Query construction: typed, parameterized, generated
Section titled “Query construction: typed, parameterized, generated”The gateway builds every query with jet, a type-safe SQL builder
whose column and table types are generated from the dbmate-managed schema (dbmate stays the single
schema authority; jet regenerates after migrate). The shape is dynamic (the per-action scope predicate,
the filter expression, order, pagination compose at runtime) but the safety
is structural, not by discipline:
- Values are always bound parameters, never interpolated into SQL text.
- Identifiers (columns, tables) are typed constants from the generated schema, so a wrong or attacker-supplied column name is a compile error, never a string. The filter language’s field names resolve against those same generated columns before they become a predicate.

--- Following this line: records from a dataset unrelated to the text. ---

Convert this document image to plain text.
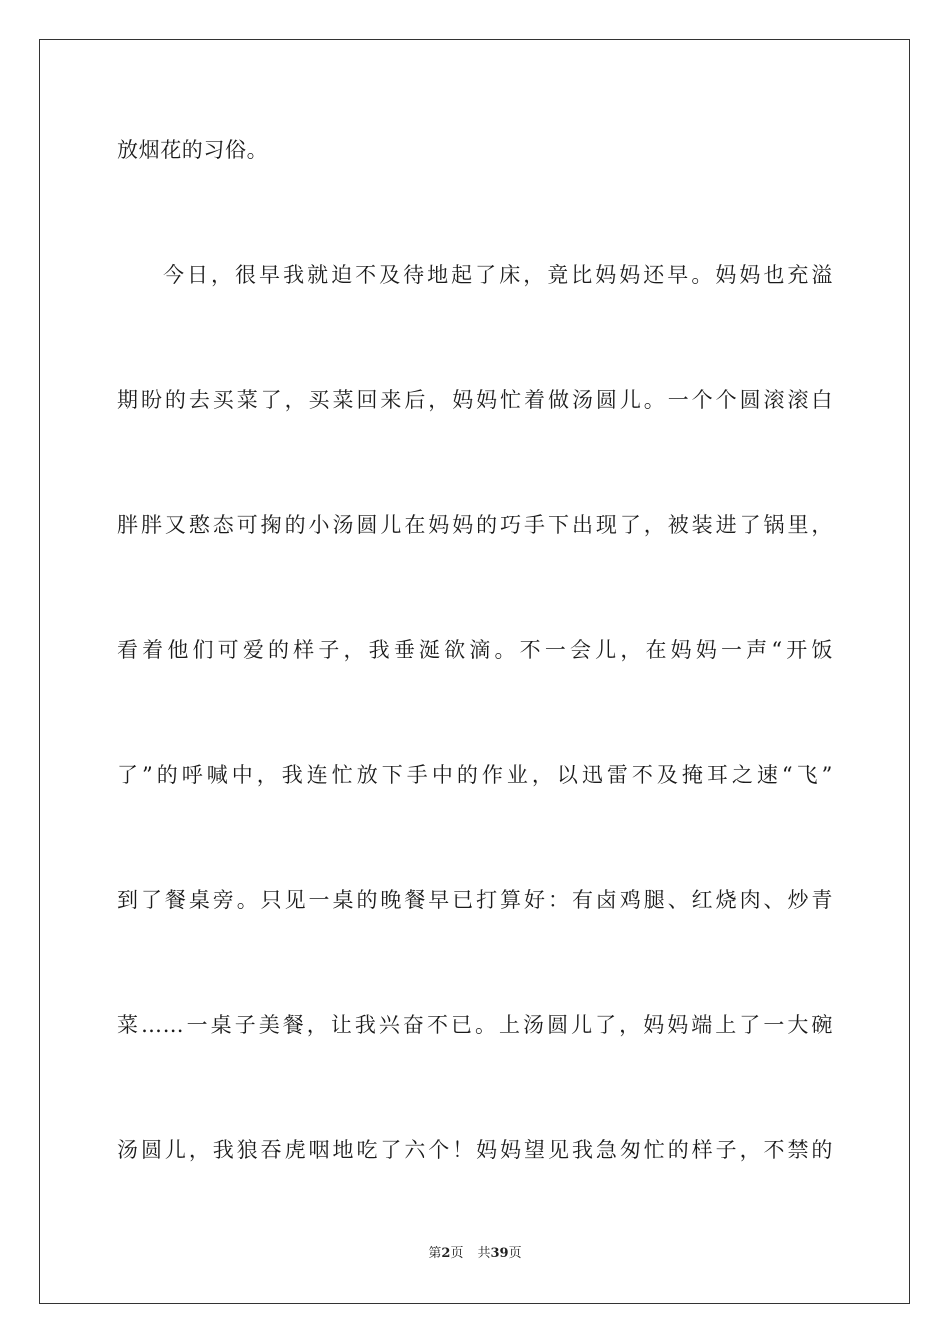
放烟花的习俗。
今日，很早我就迫不及待地起了床，竟比妈妈还早。妈妈也充溢
期盼的去买菜了，买菜回来后，妈妈忙着做汤圆儿。一个个圆滚滚白
胖胖又憨态可掬的小汤圆儿在妈妈的巧手下出现了，被装进了锅里，
看着他们可爱的样子，我垂涎欲滴。不一会儿，在妈妈一声“开饭
了”的呼喊中，我连忙放下手中的作业，以迅雷不及掩耳之速“飞”
到了餐桌旁。只见一桌的晚餐早已打算好：有卤鸡腿、红烧肉、炒青
菜……一桌子美餐，让我兴奋不已。上汤圆儿了，妈妈端上了一大碗
汤圆儿，我狼吞虎咽地吃了六个！妈妈望见我急匆忙的样子，不禁的
第2页 共39页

- Operators are a closed set.
A wrong column or type fails the build, so the compiler and tests catch a bad query before runtime, which
is what keeps the gateway safe to evolve and safe for an AI to edit. Because all dynamic construction
lives in this one module, the injection-safe discipline is a single reviewable chokepoint. The one
carve-out is the high-volume datapoint insert (the persistence consumer), which may use pgx COPY for
throughput, still inside the gateway. It runs in all-visibility system mode, not per-row scoped: its
safety rests on the typed column targets plus the upstream admission consumer having already confined
owners (identity and access), not on a per-write scope predicate.